Although it is theoretically possible to insure all possibilities of loss, some are not insurable at a reasonable price. For practical reasons, insurers are not willing to accept all the risks that others may wish to transfer to them. To be considered a proper subject for insurance, certain characteristics should be present. The four prerequisites listed next represent the "ideal" elements of an insurable risk. Although it is desirable that the risk have these characteristics, it is possible for certain risks that do not have them to be insured.
There must be a sufficiently large number of homogeneous exposure units to make the losses reasonably predictable. Insurance is based on the operation of the law of large numbers. A large number of exposure units enhance the operation of an insurance plan by making estimates of future losses more accurate.
The loss produced by the risk must be definite and measurable. It must be a type of loss that is relatively difficult to counterfeit, and it must be capable of financial measurement. In other words, we must be able to tell when a loss has taken place, and we must be able to set some value to the extent of it
The loss must be fortuitous or accidental. The loss must be the result of a contingency; that is, it must be something that may or may not happen. It must not be something that is certain to happen. If the insurance company knows that an event in the future is inevitable, it also knows that it must collect a premium equal to the certain loss that it must pay, plus an additional amount for the expenses of administering the claim and operation. Depreciation, which is a certainty, cannot be insured; it is provided for through a sinking fund. Furthermore, the loss should be beyond the control of the insured. The law of large numbers is useful in making predictions only if we can reasonably assume that future occurrences will approximate past experience. Since we assume that past experience was a result of chance happening, the predictions concerning the future will be valid only if future happenings are also a result of chance.
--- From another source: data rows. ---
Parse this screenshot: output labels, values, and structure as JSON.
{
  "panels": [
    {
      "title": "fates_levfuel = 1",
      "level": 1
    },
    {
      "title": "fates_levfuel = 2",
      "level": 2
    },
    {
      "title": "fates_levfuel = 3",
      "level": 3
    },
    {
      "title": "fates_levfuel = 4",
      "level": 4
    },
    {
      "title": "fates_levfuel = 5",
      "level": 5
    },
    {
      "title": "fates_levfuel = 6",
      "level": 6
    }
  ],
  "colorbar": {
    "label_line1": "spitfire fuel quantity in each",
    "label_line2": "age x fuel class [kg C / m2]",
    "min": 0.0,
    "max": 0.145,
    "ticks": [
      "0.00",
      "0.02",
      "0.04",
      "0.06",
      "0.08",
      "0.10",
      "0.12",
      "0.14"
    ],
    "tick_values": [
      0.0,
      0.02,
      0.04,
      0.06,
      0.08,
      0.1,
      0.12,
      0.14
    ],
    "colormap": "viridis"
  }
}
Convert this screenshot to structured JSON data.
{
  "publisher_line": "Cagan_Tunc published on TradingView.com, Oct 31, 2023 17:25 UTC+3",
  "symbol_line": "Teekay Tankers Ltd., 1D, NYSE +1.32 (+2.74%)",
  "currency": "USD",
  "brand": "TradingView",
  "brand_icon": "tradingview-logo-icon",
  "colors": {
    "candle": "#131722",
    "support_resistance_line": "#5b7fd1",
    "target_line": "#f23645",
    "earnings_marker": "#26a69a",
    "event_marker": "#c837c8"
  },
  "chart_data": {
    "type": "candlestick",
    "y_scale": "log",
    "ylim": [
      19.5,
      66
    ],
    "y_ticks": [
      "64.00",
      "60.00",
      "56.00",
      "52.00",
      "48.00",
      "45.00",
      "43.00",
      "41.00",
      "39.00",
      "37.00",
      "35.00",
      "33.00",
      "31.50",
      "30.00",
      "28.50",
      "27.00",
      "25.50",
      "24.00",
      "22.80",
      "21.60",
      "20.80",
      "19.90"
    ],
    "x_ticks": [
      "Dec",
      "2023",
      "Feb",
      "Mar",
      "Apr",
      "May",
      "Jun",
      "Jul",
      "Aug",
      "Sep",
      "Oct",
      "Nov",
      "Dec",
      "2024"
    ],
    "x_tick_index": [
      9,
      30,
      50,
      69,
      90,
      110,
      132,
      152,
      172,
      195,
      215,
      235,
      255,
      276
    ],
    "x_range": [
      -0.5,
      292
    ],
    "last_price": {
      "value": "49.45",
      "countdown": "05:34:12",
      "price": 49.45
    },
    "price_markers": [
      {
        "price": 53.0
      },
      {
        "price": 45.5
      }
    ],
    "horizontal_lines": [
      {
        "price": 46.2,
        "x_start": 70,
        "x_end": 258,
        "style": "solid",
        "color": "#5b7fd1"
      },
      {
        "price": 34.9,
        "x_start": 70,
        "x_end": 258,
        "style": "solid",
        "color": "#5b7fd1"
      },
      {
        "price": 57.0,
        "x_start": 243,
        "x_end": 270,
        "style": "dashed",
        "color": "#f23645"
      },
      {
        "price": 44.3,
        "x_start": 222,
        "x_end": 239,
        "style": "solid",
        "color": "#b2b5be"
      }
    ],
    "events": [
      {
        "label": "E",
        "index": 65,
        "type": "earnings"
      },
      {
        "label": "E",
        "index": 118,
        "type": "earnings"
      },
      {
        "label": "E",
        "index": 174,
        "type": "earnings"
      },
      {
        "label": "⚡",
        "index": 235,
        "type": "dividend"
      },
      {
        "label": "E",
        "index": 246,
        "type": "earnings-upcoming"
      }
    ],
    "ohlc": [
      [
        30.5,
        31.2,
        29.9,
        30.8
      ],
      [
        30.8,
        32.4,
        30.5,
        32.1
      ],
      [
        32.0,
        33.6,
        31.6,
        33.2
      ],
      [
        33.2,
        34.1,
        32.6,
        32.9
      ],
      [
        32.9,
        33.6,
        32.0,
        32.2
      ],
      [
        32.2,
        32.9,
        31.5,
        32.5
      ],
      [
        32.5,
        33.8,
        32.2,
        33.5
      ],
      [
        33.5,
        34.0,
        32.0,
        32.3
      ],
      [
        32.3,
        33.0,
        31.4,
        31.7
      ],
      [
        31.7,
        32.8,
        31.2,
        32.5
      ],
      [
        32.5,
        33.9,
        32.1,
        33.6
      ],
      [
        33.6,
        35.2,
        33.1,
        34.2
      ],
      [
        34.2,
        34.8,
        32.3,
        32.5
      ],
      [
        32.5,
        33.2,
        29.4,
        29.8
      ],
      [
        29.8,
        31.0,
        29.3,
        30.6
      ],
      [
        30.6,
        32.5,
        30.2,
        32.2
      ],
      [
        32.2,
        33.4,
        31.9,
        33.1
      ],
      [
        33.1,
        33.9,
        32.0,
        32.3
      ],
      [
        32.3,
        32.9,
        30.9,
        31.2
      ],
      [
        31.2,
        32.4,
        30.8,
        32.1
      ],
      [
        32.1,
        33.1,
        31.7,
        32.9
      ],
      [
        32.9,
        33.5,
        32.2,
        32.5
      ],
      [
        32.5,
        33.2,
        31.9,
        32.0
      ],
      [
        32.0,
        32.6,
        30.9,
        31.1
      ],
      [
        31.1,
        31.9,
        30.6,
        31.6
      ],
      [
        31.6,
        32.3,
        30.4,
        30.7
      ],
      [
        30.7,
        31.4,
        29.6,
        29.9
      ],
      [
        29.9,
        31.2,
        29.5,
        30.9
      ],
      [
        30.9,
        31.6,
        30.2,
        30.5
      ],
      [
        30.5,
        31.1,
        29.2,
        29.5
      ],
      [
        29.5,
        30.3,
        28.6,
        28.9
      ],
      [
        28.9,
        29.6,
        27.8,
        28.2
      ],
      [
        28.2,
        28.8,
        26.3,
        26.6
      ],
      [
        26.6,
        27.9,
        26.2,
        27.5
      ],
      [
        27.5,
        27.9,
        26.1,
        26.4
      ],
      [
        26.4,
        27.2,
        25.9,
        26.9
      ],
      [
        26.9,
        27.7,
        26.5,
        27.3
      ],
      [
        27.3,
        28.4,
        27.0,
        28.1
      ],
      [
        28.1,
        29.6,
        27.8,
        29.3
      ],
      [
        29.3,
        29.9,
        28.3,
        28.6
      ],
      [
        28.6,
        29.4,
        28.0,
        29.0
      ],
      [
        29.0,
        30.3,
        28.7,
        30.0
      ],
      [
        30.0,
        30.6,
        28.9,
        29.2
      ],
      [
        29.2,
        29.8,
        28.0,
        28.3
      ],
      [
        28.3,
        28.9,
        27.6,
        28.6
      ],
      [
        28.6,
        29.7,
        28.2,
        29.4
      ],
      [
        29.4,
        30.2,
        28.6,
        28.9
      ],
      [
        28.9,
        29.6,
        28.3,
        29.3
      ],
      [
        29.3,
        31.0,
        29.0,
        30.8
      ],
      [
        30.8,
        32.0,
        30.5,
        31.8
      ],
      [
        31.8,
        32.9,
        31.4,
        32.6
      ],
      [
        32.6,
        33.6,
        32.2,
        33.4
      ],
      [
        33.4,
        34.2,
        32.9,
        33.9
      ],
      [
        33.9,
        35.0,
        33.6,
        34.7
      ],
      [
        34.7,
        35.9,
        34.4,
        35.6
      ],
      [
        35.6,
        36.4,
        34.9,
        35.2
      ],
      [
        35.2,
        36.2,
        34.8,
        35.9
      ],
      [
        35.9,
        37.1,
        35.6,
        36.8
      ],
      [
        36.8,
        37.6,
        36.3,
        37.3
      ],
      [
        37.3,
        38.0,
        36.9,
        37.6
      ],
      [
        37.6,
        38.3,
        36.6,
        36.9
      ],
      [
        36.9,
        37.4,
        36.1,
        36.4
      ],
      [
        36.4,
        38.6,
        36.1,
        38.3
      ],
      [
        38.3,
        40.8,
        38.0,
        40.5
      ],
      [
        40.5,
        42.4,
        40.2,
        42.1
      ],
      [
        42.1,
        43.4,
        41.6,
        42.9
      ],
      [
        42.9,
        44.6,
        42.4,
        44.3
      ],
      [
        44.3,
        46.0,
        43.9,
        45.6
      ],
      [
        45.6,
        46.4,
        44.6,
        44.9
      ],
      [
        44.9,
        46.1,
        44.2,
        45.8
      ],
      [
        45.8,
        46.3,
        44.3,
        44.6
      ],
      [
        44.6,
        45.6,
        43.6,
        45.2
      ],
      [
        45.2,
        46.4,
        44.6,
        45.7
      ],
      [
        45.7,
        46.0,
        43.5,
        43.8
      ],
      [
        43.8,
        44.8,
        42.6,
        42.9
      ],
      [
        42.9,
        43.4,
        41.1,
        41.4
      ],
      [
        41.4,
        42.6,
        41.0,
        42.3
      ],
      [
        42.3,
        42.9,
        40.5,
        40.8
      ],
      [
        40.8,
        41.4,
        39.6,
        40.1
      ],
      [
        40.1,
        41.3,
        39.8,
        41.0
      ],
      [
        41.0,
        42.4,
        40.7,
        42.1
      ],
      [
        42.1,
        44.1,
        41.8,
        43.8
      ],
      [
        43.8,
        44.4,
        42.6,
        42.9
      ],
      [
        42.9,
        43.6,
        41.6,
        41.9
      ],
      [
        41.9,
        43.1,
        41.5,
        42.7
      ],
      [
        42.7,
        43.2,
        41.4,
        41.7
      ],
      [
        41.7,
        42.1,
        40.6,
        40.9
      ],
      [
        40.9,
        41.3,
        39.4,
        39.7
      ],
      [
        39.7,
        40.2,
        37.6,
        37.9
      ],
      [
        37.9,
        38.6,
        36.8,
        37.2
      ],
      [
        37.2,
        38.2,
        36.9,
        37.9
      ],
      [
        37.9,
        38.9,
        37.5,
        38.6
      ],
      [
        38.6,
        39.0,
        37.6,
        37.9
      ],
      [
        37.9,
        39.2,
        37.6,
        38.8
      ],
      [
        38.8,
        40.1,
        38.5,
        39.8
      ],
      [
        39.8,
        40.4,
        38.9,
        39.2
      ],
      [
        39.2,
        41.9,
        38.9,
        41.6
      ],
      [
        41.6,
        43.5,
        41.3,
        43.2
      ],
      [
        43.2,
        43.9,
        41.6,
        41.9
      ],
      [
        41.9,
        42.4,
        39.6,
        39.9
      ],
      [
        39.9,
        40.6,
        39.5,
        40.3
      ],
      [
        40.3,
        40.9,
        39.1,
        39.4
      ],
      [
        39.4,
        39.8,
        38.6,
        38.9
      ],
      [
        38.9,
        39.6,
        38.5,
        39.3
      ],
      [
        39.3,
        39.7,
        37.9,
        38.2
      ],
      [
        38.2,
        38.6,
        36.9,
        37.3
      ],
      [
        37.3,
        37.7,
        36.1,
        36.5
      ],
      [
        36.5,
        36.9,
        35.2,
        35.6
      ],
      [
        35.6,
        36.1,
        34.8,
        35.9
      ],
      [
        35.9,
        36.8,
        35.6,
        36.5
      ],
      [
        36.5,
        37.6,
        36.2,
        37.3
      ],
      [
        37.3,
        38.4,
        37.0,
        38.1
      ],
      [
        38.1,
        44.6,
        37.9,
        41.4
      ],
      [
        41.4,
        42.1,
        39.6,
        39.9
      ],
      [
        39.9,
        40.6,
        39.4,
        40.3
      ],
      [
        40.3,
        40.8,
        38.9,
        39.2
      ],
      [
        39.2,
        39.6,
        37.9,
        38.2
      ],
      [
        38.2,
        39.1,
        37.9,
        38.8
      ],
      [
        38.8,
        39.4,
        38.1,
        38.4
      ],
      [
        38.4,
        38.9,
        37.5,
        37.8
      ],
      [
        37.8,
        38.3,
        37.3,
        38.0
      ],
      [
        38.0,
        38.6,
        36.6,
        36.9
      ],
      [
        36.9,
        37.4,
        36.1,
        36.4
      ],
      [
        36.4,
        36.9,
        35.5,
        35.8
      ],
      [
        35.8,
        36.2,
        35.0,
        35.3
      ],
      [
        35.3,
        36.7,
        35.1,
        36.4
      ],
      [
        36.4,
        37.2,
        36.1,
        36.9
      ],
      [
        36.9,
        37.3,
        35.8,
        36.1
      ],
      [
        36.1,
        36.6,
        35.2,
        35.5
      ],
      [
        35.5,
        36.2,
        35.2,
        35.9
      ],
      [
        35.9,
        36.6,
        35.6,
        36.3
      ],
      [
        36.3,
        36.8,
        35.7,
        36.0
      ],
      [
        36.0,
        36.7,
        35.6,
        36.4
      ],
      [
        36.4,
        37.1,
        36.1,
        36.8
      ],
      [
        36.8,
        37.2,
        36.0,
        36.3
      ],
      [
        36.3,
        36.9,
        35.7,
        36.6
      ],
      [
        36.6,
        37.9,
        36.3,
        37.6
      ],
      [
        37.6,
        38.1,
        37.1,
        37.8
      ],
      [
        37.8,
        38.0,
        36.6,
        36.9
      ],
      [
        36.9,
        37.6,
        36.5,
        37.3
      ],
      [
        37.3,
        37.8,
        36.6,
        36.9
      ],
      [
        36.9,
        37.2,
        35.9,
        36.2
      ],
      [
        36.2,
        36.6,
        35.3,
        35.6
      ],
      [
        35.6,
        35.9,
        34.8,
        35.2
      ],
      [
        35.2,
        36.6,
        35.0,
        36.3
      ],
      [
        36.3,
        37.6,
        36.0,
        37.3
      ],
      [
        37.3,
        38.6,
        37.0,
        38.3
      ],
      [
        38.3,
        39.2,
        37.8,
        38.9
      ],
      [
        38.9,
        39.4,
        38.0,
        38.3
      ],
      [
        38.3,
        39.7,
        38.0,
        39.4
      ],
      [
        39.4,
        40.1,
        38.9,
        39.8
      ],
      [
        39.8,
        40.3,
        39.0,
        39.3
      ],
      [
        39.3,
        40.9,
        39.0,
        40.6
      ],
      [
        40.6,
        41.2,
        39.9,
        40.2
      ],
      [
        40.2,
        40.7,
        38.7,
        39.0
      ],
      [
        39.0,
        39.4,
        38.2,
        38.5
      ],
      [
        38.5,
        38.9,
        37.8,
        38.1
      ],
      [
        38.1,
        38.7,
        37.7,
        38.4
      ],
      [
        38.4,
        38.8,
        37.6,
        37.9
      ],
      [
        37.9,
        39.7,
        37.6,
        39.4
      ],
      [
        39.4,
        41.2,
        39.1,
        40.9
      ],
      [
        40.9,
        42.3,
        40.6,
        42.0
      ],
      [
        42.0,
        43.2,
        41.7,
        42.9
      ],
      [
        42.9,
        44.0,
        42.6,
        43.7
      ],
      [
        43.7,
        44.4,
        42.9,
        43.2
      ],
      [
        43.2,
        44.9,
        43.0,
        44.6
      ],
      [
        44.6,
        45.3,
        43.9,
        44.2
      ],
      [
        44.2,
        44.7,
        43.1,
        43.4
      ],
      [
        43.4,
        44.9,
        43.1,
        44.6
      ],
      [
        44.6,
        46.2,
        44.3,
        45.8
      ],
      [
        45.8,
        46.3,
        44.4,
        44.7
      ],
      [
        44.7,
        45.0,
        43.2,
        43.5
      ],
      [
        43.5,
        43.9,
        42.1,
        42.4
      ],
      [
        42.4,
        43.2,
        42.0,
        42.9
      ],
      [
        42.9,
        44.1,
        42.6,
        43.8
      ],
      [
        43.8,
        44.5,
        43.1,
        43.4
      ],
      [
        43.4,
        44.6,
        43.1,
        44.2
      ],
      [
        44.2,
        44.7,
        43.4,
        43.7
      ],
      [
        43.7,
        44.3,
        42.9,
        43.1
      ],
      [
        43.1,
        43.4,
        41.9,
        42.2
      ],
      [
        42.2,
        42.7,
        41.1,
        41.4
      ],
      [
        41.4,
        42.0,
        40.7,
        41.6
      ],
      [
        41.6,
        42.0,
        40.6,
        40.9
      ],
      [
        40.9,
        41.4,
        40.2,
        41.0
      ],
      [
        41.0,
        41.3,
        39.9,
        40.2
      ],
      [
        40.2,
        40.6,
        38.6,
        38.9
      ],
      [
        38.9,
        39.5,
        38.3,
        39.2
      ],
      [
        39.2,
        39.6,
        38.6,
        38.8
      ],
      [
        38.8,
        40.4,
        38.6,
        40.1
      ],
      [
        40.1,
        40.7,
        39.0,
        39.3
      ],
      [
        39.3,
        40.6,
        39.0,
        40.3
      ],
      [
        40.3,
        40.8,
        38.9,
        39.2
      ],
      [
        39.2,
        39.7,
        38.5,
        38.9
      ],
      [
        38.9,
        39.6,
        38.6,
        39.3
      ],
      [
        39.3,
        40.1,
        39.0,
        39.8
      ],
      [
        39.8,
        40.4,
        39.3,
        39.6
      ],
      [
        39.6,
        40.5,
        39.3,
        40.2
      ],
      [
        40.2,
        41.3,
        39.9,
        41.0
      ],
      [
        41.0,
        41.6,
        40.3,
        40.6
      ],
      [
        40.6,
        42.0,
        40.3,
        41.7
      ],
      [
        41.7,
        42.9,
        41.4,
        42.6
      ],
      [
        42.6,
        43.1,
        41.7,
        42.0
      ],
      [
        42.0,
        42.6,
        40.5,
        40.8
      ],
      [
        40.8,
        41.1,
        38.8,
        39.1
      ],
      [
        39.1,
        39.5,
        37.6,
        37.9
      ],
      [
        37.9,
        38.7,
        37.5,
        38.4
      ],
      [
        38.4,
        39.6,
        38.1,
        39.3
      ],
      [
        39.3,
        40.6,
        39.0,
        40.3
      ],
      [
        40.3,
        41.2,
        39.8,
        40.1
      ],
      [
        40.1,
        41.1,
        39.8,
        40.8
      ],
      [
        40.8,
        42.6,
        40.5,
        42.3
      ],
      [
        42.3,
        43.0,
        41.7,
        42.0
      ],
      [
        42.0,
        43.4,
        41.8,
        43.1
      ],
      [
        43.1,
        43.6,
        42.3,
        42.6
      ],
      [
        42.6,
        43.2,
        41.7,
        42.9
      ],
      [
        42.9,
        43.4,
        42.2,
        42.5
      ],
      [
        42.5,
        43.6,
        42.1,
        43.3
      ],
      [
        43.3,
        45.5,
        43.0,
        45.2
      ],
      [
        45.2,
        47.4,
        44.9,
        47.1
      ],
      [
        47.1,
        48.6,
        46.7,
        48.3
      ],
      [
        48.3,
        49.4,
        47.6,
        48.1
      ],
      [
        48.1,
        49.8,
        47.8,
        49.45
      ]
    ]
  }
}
The loss must not be catastrophic. It must be unlikely to produce loss to a very large percentage of the exposure units at the same time. The insurance principle is based on a notion of sharing losses, and inherent in this idea is the assumption that only a small percentage of the group will suffer the loss at any one time. Damage that results from enemy attack would be catastrophic in nature. There are additional perils, such as floods, which, while they would not affect everyone in society, would affect only those who had purchased insurance.